I remember being in grade school when the teacher would pull up a stool, settle herself (I don’t think I had a male teacher—outside of gym class—until I was in the 7th grade) onto it and read aloud to the class.

I hated when she did that.


It didn’t matter what the book was or how good the story line. It didn’t matter if I was over-the-top done with powering through another multiplication table worksheet. I didn’t want someone to read a book to me. I wanted them to let me take the reins and read it myself.

These days my grandson (4) loves it when I read to him. He’ll snuggle next to me on the sofa and point to the pictures as I read The Family Book. It’s one of his top five favorites.

Then something shifted. Oh, he still loves The Family Book (we read it again this morning), but he’s showing a disinterest in me reading aloud to him.

Instead, he shushes next.


Last night, before dinner, he excitedly showed me his newest book. It’s a tiny version of The Wheels on the Bus. Cute, right?


Only instead of asking me to read it he insisted I sit and listen quietly because:


I can read it, Gigi!

Well, all right then.

And he did a pretty great job. He did voices, danced a little in his seat, and demonstrated how we have to do the “up and down” part by bouncing on the sofa.

It was the best read-aloud I’ve ever been to.


I know what you’re thinking.

  1. What does this have to do with audio books?

  2. Don’t you realize you’ve gotten off track (again) and you’re telling (another) story about your grandkids?

Okay, maybe a little. I'm pretty sure it's normal though. Right, grandmas?!


Anyway, the whole thing got me thinking about how we're akin to human audiobooks when we read aloud to others. Plus, it reminded me of how I dislike audiobooks. I can't help it. I know they're supposed to help those of us who are time-crunched (and believe me, I am!), but I don't know how to make it work.


Last week, I tried an audiobook. 2nd book, 2nd attempt. The first time, I started Where the Crawdads Sing because it was early in the "this is THE book to read" stage. I was about 30 seconds in and turned it off. The voice was like nails on a chalkboard and I'm really sound sensitive.




I hate to say it, but that should have been my sign. I was not a fan of Owens' book.


What did you think of Where the Crawdads Sing?

Last week though, I was in a pinch to get a book read and reviewed by deadline. Since the postal mail has been super slow I thought myself lucky to find a copy of Territory of Light by Yuko Tsushima on Scribd. I quickly downloaded it, fired up my Trekz headphones, and settled in.


The voice was decent. No need to search for the stop button.

The story line was pleasant. Hallelujah!


I had absolutely nothing else to do. No jigsaw puzzle to complete. No mountain of dishes to wash by hand. No laundry to fold. The bathroom probably could have used cleaning, but I didn't want to get carried away.


I fell asleep.


Not right away. I sat quietly and focused.

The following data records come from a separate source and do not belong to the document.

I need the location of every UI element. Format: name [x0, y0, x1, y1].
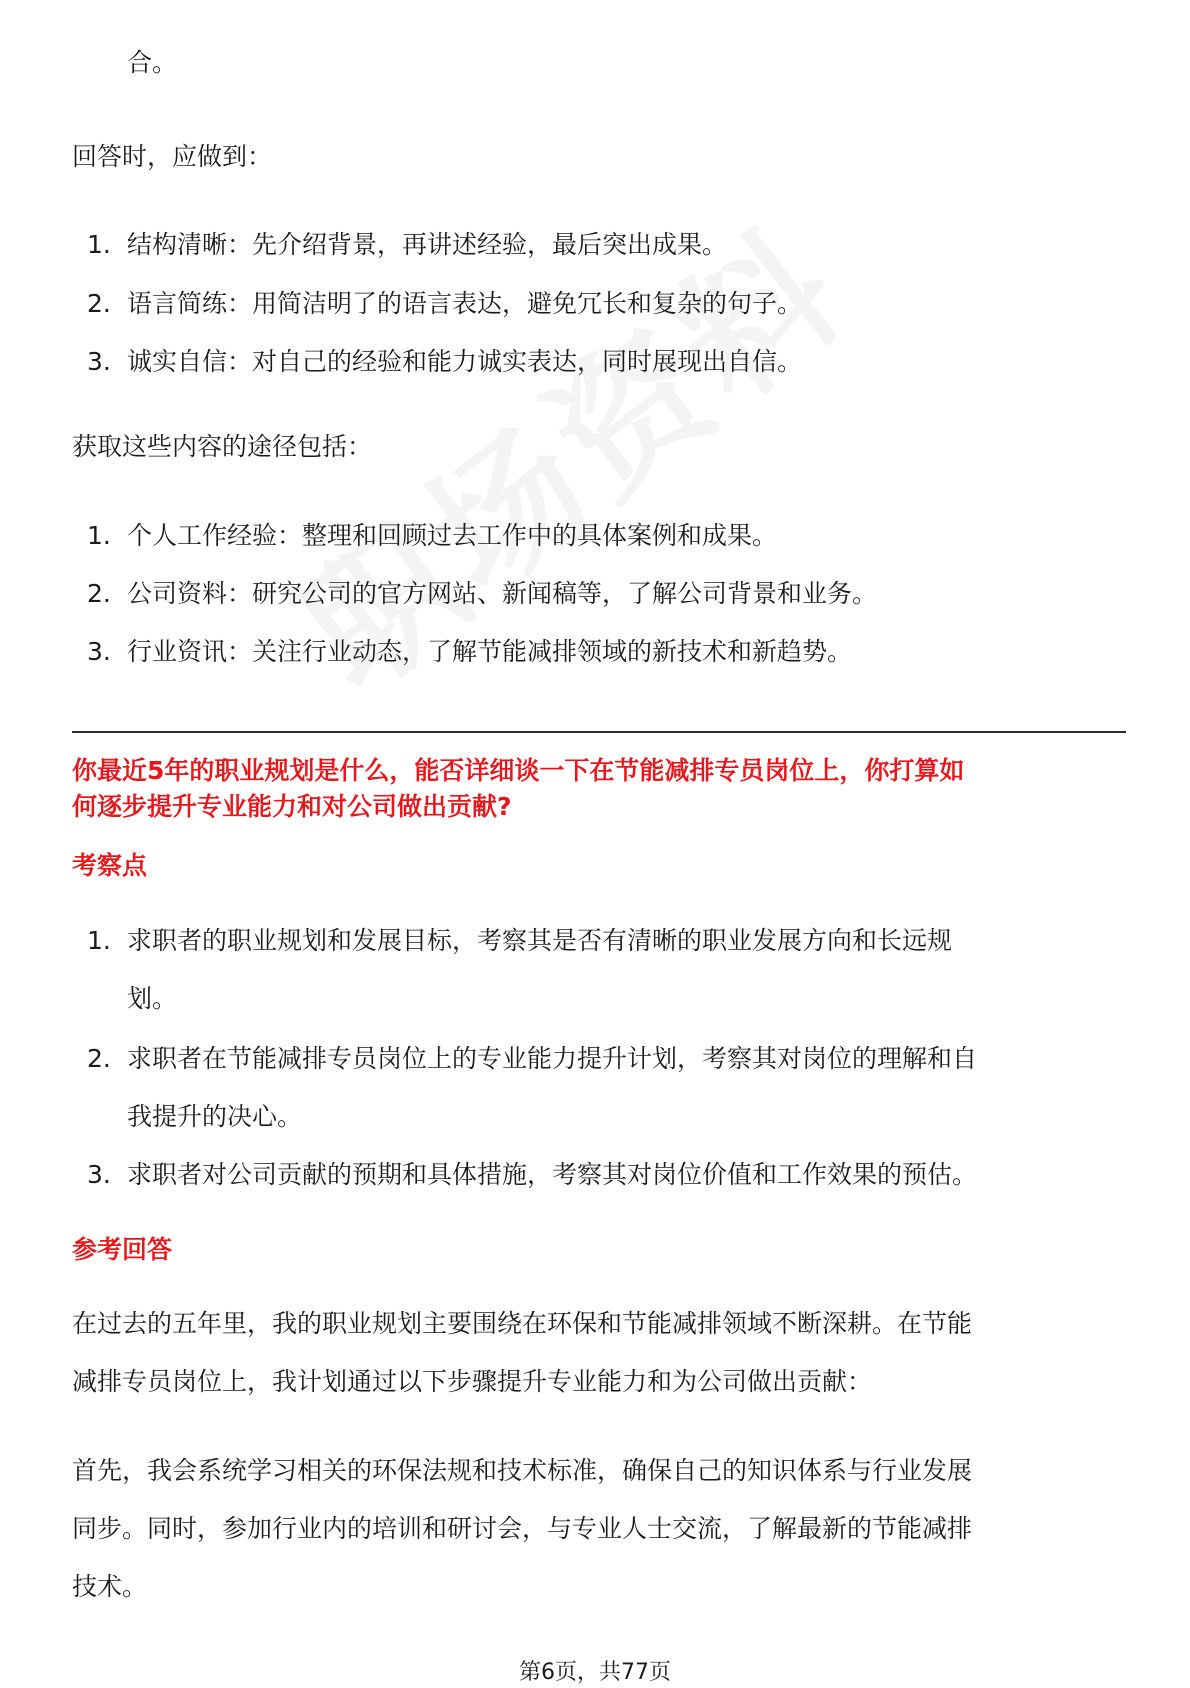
list-number: 3.: [87, 347, 111, 376]
section-divider: [72, 731, 1126, 733]
answer-heading: 回答时，应做到：: [72, 142, 273, 171]
question-title-line1: 你最近5年的职业规划是什么，能否详细谈一下在节能减排专员岗位上，你打算如: [72, 756, 965, 785]
page-number: 第6页，共77页: [519, 1660, 671, 1685]
list-item: 语言简练：用简洁明了的语言表达，避免冗长和复杂的句子。: [127, 289, 803, 318]
list-item-continued: 我提升的决心。: [127, 1102, 303, 1131]
paragraph-line: 技术。: [72, 1572, 148, 1601]
intro-tail: 合。: [127, 48, 178, 77]
paragraph-line: 在过去的五年里，我的职业规划主要围绕在环保和节能减排领域不断深耕。在节能: [72, 1309, 973, 1338]
paragraph-line: 减排专员岗位上，我计划通过以下步骤提升专业能力和为公司做出贡献：: [72, 1367, 873, 1396]
list-number: 3.: [87, 1160, 111, 1189]
list-item-continued: 划。: [127, 984, 178, 1013]
list-number: 2.: [87, 289, 111, 318]
list-number: 1.: [87, 521, 111, 550]
exam-points-heading: 考察点: [72, 851, 148, 880]
paragraph-line: 首先，我会系统学习相关的环保法规和技术标准，确保自己的知识体系与行业发展: [72, 1456, 973, 1485]
sources-heading: 获取这些内容的途径包括：: [72, 432, 373, 461]
list-number: 3.: [87, 637, 111, 666]
list-item: 行业资讯：关注行业动态，了解节能减排领域的新技术和新趋势。: [127, 637, 853, 666]
list-item: 公司资料：研究公司的官方网站、新闻稿等，了解公司背景和业务。: [127, 579, 878, 608]
reference-answer-heading: 参考回答: [72, 1235, 173, 1264]
list-number: 1.: [87, 230, 111, 259]
list-number: 2.: [87, 579, 111, 608]
list-number: 1.: [87, 926, 111, 955]
list-item: 求职者在节能减排专员岗位上的专业能力提升计划，考察其对岗位的理解和自: [127, 1044, 978, 1073]
paragraph-line: 同步。同时，参加行业内的培训和研讨会，与专业人士交流，了解最新的节能减排: [72, 1514, 973, 1543]
list-item: 求职者对公司贡献的预期和具体措施，考察其对岗位价值和工作效果的预估。: [127, 1160, 978, 1189]
list-item: 个人工作经验：整理和回顾过去工作中的具体案例和成果。: [127, 521, 778, 550]
question-title-line2: 何逐步提升专业能力和对公司做出贡献?: [72, 792, 512, 821]
list-item: 求职者的职业规划和发展目标，考察其是否有清晰的职业发展方向和长远规: [127, 926, 953, 955]
list-number: 2.: [87, 1044, 111, 1073]
list-item: 诚实自信：对自己的经验和能力诚实表达，同时展现出自信。: [127, 347, 803, 376]
list-item: 结构清晰：先介绍背景，再讲述经验，最后突出成果。: [127, 230, 728, 259]
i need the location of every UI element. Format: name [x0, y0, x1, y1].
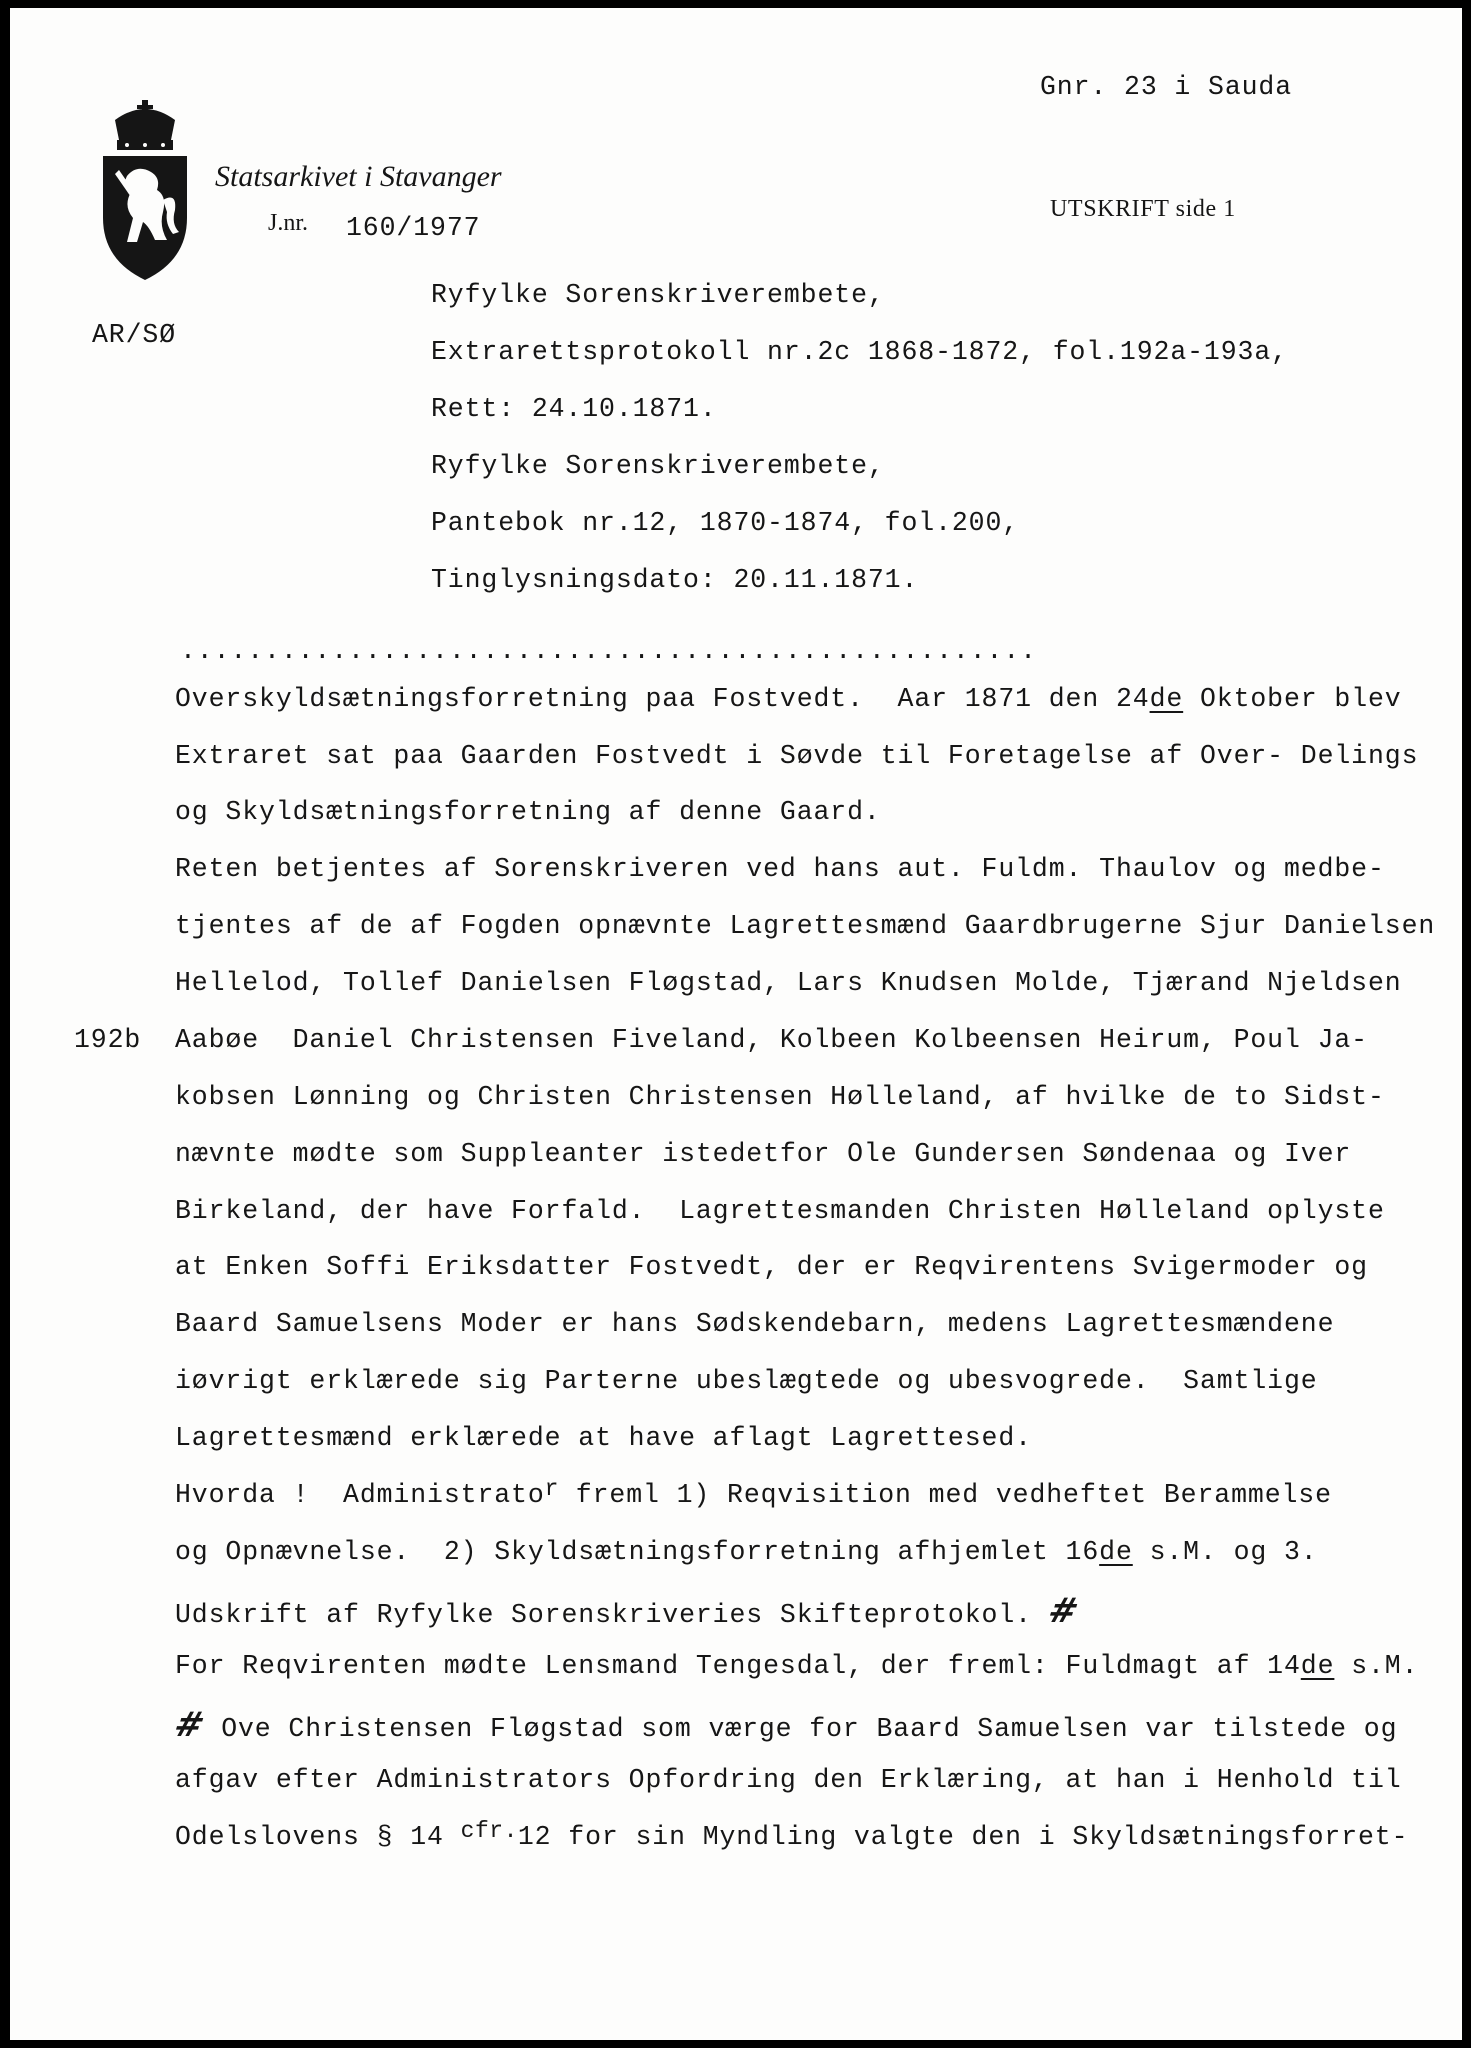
body-line: nævnte mødte som Suppleanter istedetfor Ole Gundersen Søndenaa og Iver: [175, 1139, 1352, 1169]
hash-mark: #: [169, 1705, 211, 1745]
body-line: Extraret sat paa Gaarden Fostvedt i Søvde til Foretagelse af Over- Delings: [175, 741, 1419, 771]
body-line: Udskrift af Ryfylke Sorenskriveries Skifteprotokol. #: [175, 1591, 1084, 1631]
body-line: Baard Samuelsens Moder er hans Sødskendebarn, medens Lagrettesmændene: [175, 1309, 1335, 1339]
transcript-page-label: UTSKRIFT side 1: [1050, 196, 1236, 222]
body-line: Overskyldsætningsforretning paa Fostvedt. Aar 1871 den 24de Oktober blev: [175, 684, 1402, 714]
body-line: iøvrigt erklærede sig Parterne ubeslægtede og ubesvogrede. Samtlige: [175, 1366, 1318, 1396]
source-line: Ryfylke Sorenskriverembete,: [431, 280, 885, 310]
body-line: Reten betjentes af Sorenskriveren ved hans aut. Fuldm. Thaulov og medbe-: [175, 854, 1385, 884]
farm-number: Gnr. 23 i Sauda: [1040, 72, 1293, 102]
archive-name: Statsarkivet i Stavanger: [215, 160, 502, 193]
journal-number-value: 160/1977: [346, 213, 481, 243]
document-page: [10, 8, 1462, 2040]
body-line: Lagrettesmænd erklærede at have aflagt Lagrettesed.: [175, 1423, 1032, 1453]
source-line: Pantebok nr.12, 1870-1874, fol.200,: [431, 508, 1020, 538]
source-line: Extrarettsprotokoll nr.2c 1868-1872, fol.192a-193a,: [431, 337, 1288, 367]
body-line: Hellelod, Tollef Danielsen Fløgstad, Lars Knudsen Molde, Tjærand Njeldsen: [175, 968, 1402, 998]
body-line: at Enken Soffi Eriksdatter Fostvedt, der er Reqvirentens Svigermoder og: [175, 1252, 1368, 1282]
source-line: Tinglysningsdato: 20.11.1871.: [431, 565, 919, 595]
coat-of-arms-icon: [97, 100, 193, 282]
source-line: Ryfylke Sorenskriverembete,: [431, 451, 885, 481]
body-line: og Skyldsætningsforretning af denne Gaard.: [175, 797, 881, 827]
body-line: tjentes af de af Fogden opnævnte Lagrettesmænd Gaardbrugerne Sjur Danielsen: [175, 911, 1436, 941]
folio-margin-note: 192b: [74, 1025, 142, 1055]
journal-number-label: J.nr.: [268, 210, 309, 236]
body-line: # Ove Christensen Fløgstad som værge for Baard Samuelsen var tilstede og: [169, 1705, 1398, 1745]
body-line: For Reqvirenten mødte Lensmand Tengesdal, der freml: Fuldmagt af 14de s.M.: [175, 1651, 1419, 1681]
initials: AR/SØ: [92, 320, 177, 350]
body-line: afgav efter Administrators Opfordring den Erklæring, at han i Henhold til: [175, 1765, 1402, 1795]
body-line: Odelslovens § 14 cfr.12 for sin Myndling valgte den i Skyldsætningsforret-: [175, 1818, 1409, 1852]
body-line: og Opnævnelse. 2) Skyldsætningsforretning afhjemlet 16de s.M. og 3.: [175, 1537, 1318, 1567]
dotted-separator: ...................................................: [180, 636, 1037, 666]
hash-mark: #: [1042, 1591, 1084, 1631]
body-line: Hvorda ! Administrator freml 1) Reqvisition med vedheftet Berammelse: [175, 1476, 1332, 1510]
body-line: kobsen Lønning og Christen Christensen Hølleland, af hvilke de to Sidst-: [175, 1082, 1385, 1112]
body-line: Birkeland, der have Forfald. Lagrettesmanden Christen Hølleland oplyste: [175, 1196, 1385, 1226]
body-line: Aabøe Daniel Christensen Fiveland, Kolbeen Kolbeensen Heirum, Poul Ja-: [175, 1025, 1368, 1055]
source-line: Rett: 24.10.1871.: [431, 394, 717, 424]
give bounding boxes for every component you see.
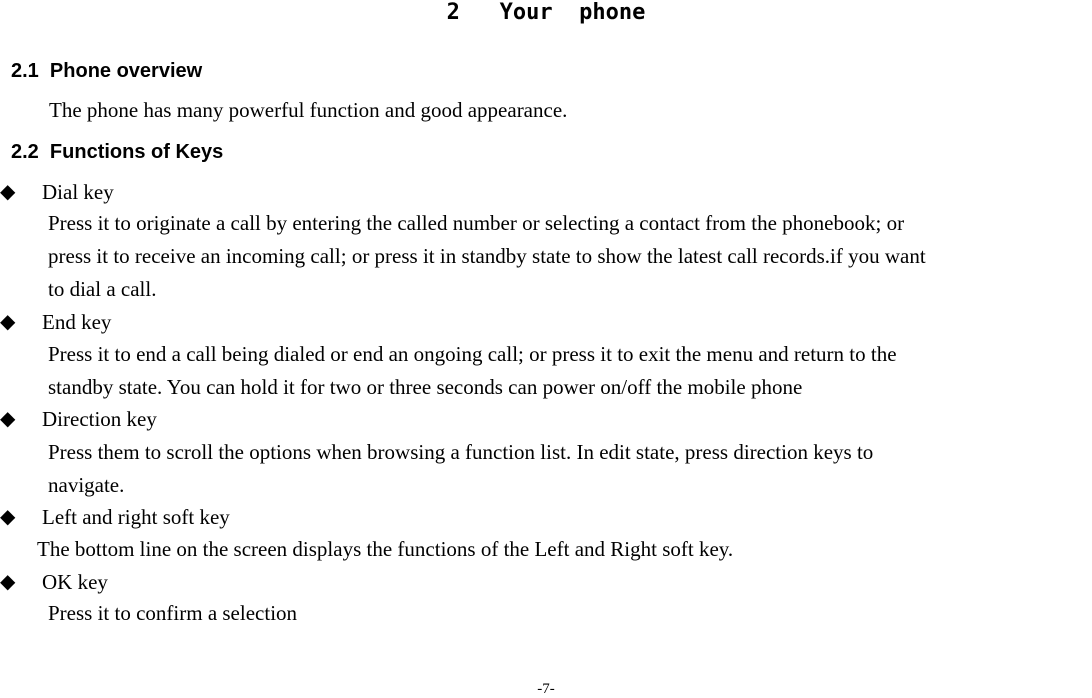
key-description-soft-keys [37,533,733,566]
page-number: -7- [537,681,555,697]
key-description-dial [48,207,926,306]
diamond-bullet-icon: ◆ [0,311,16,333]
description-line: to dial a call. [48,277,157,301]
diamond-bullet-icon: ◆ [0,408,16,430]
key-label-dial: Dial key [42,180,114,204]
section-heading-phone-overview: 2.1 Phone overview [11,60,203,82]
description-line: standby state. You can hold it for two or three seconds can power on/off the mobile phone [48,375,803,399]
key-label-end: End key [42,310,112,334]
key-description-direction [48,436,873,502]
phone-overview-text: The phone has many powerful function and good appearance. [49,98,568,122]
diamond-bullet-icon: ◆ [0,181,16,203]
description-line: Press them to scroll the options when browsing a function list. In edit state, press direction keys to [48,440,874,464]
key-label-ok: OK key [42,570,108,594]
description-line: The bottom line on the screen displays the functions of the Left and Right soft key. [37,537,734,561]
diamond-bullet-icon: ◆ [0,506,16,528]
key-description-ok [48,597,297,630]
diamond-bullet-icon: ◆ [0,571,16,593]
description-line: Press it to end a call being dialed or end an ongoing call; or press it to exit the menu and return to the [48,342,897,366]
key-label-soft-keys: Left and right soft key [42,505,230,529]
description-line: Press it to originate a call by entering the called number or selecting a contact from the phonebook; or [48,211,905,235]
description-line: Press it to confirm a selection [48,601,298,625]
description-line: navigate. [48,473,125,497]
section-heading-functions-of-keys: 2.2 Functions of Keys [11,141,224,163]
description-line: press it to receive an incoming call; or press it in standby state to show the latest call records.if you want [48,244,926,268]
chapter-title: 2 Your phone [446,0,646,25]
key-description-end [48,338,897,404]
key-label-direction: Direction key [42,407,157,431]
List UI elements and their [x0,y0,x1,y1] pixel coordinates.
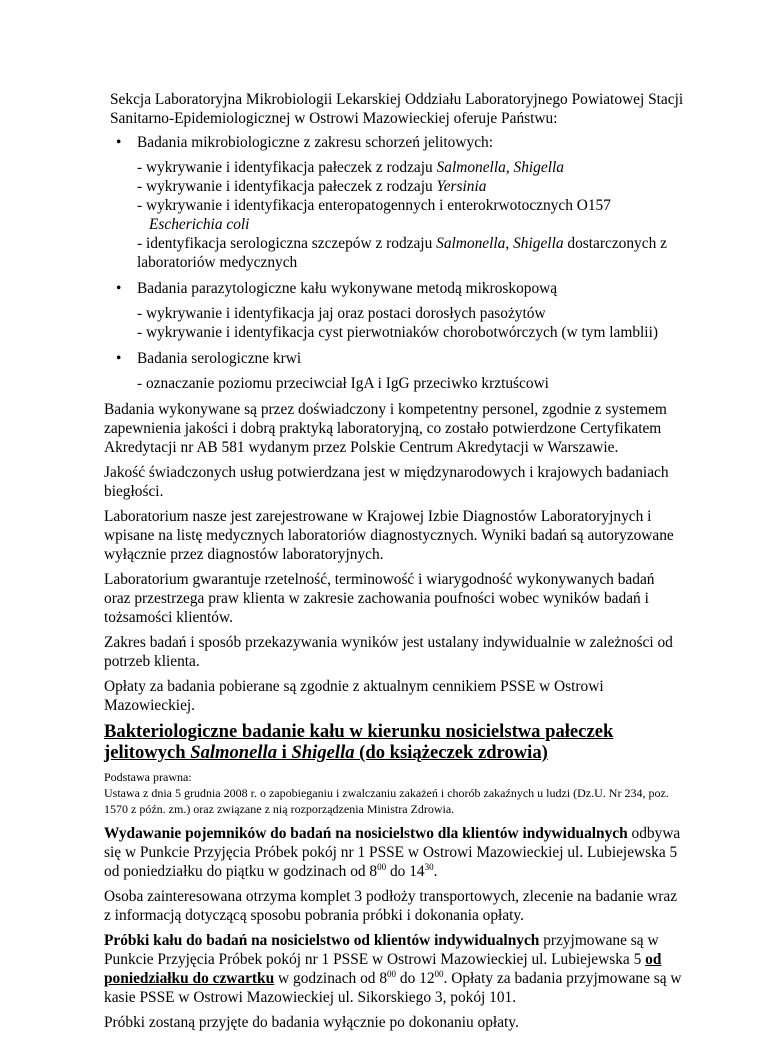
paragraph-fees: Opłaty za badania pobierane są zgodnie z aktualnym cennikiem PSSE w Ostrowi Mazowieckiej. [104,678,604,714]
paragraph-kit: Osoba zainteresowana otrzyma komplet 3 podłoży transportowych, zlecenie na badanie wraz z informacją dotyczącą sposobu pobrania próbki i dokonania opłaty. [104,888,678,924]
bullet-title: Badania serologiczne krwi [137,350,302,367]
sub-item: - wykrywanie i identyfikacja pałeczek z rodzaju Salmonella, Shigella [137,159,564,176]
paragraph-accreditation: Badania wykonywane są przez doświadczony i kompetentny personel, zgodnie z systemem zapewnienia jakości i dobrą praktyką laboratoryjną, co zostało potwierdzone Certyfikatem Akredytacji nr AB 581 wydanym przez Polskie Centrum Akredytacji w Warszawie. [104,401,667,456]
sub-item: - wykrywanie i identyfikacja cyst pierwotniaków chorobotwórczych (w tym lamblii) [137,324,658,341]
bullet-item-serology [104,349,684,368]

I listened for quotable text.


I snuggled into the sofa.


I located a pillow.


I found a throw blanket.


And dozed off.



Every now and then I'd startle into wakefulness and remind myself that I had to write a review on this book, so I'd better start listening!


By chapter 5, I called it done. I emailed the publisher and asked for a digital copy.


Perhaps I'll try again in the future. Or, I'll settle for having my grandson read me his favorites for a while. The risks of falling asleep while he reads to me are far greater than missing a deadline. More like waking up to being covered in plastic bugs. Or him feeding the babies butter straight out of the bowl.


What about you? Audiobooks -- yay or nay?